Possibly you'd care to offer a .rollback()
method,
but wait for the need to arise in calling code
before you implement it.
raw SQL
It's not clear that you already have calling code which exercises all these {select, insert, update, ...} verbs. Consider saving yourself some work by offering raw access to the underlying DB connection. Then wait for a bunch of app code to be authored, with lots of calls into this library. Look at "why was the raw interface needed here?", "what should the library have offered?", in order to guide subsequent library development.
Be sure to write new test functions when you enhance the library. Think of each test function as a "stand in" for the application code which motivated the enhancement. If the tests still show Green bar, then the app code is winning!
elevator pitch
Why use this library?
There are competing ORMs and similar middlewares, including SQL Alchemy. Add a module docstring describing the use case where this code wins.

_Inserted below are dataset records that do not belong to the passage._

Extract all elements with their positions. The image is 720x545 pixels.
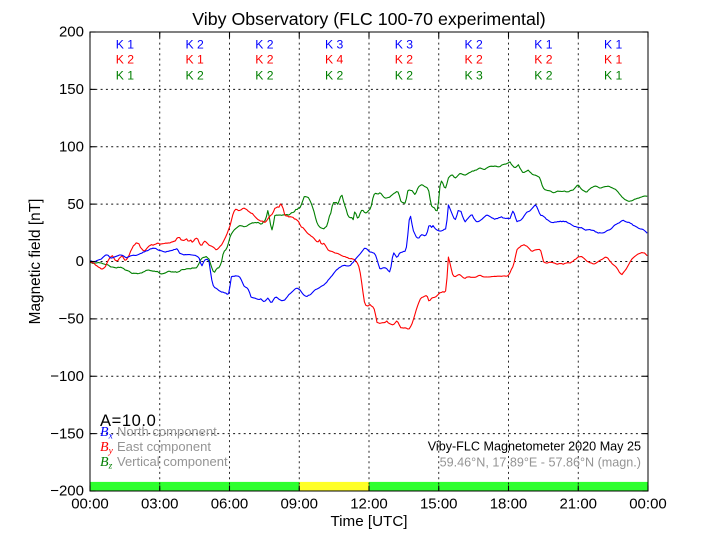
svg-text:−200: −200 [50,483,84,500]
svg-text:K 2: K 2 [255,69,274,83]
svg-text:100: 100 [59,138,84,155]
svg-text:03:00: 03:00 [141,495,179,512]
svg-text:00:00: 00:00 [71,495,109,512]
svg-text:0: 0 [76,253,84,270]
svg-text:East component: East component [117,439,211,454]
svg-text:50: 50 [67,196,84,213]
svg-text:K 2: K 2 [534,53,553,67]
svg-text:K 1: K 1 [185,53,204,67]
svg-text:200: 200 [59,24,84,41]
svg-text:K 2: K 2 [255,38,274,52]
svg-text:K 2: K 2 [255,53,274,67]
svg-text:18:00: 18:00 [490,495,528,512]
svg-text:−100: −100 [50,368,84,385]
svg-text:K 2: K 2 [116,53,135,67]
svg-text:Time [UTC]: Time [UTC] [330,513,407,530]
svg-text:North component: North component [117,424,217,439]
svg-text:−150: −150 [50,425,84,442]
svg-text:00:00: 00:00 [629,495,667,512]
svg-text:Viby-FLC Magnetometer 2020 May: Viby-FLC Magnetometer 2020 May 25 [428,440,641,454]
svg-text:K 2: K 2 [534,69,553,83]
svg-text:06:00: 06:00 [211,495,249,512]
svg-text:Vertical component: Vertical component [117,454,228,469]
svg-text:Magnetic field [nT]: Magnetic field [nT] [27,199,44,325]
svg-text:K 1: K 1 [116,38,135,52]
svg-text:150: 150 [59,81,84,98]
svg-text:K 2: K 2 [185,38,204,52]
svg-text:K 2: K 2 [185,69,204,83]
svg-text:15:00: 15:00 [420,495,458,512]
svg-text:K 3: K 3 [325,38,344,52]
svg-text:K 4: K 4 [325,53,344,67]
svg-text:K 1: K 1 [604,69,623,83]
svg-text:K 2: K 2 [464,38,483,52]
svg-text:K 1: K 1 [116,69,135,83]
svg-text:K 2: K 2 [395,69,414,83]
svg-text:K 1: K 1 [604,53,623,67]
svg-text:12:00: 12:00 [350,495,388,512]
svg-text:K 1: K 1 [604,38,623,52]
svg-text:09:00: 09:00 [280,495,318,512]
svg-text:21:00: 21:00 [559,495,597,512]
svg-text:K 2: K 2 [464,53,483,67]
svg-text:K 1: K 1 [534,38,553,52]
svg-text:−50: −50 [59,311,84,328]
svg-text:K 3: K 3 [395,38,414,52]
svg-text:59.46°N, 17.89°E - 57.86°N (ma: 59.46°N, 17.89°E - 57.86°N (magn.) [440,456,641,470]
svg-text:Viby Observatory (FLC 100-70 e: Viby Observatory (FLC 100-70 experimenta… [192,9,545,29]
svg-text:K 3: K 3 [464,69,483,83]
svg-text:K 2: K 2 [325,69,344,83]
svg-text:K 2: K 2 [395,53,414,67]
svg-text:A=10.0: A=10.0 [100,412,156,430]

I suspect that "support for 3.6" may figure into such an argument.
code coverage
When you run your automated
test suite
against this target code,
use pytest --cov --cov-report=term-missing
so the coverage
plugin runs.
It will tell you which of those many if
s
your test suite is not yet exercising.
Also, maybe you want to offer two layers:
- Synthesize a DML statement from args, and return it.
- Synthesize and execute (with bind parameters) some DML.
A test suite could take advantage of the _private
interface
offered by layer 1.
Applications would just call public layer 2.
This evolving codebase benefits from the careful design that clearly went into it. No doubt it will continue to improve. It achieves most of its design goals.
I would be reluctant to support an unmaintained 3.6 setup in a production setting, but if, say, 3.8 were used then I would be willing to delegate or accept maintenance tasks on this code base.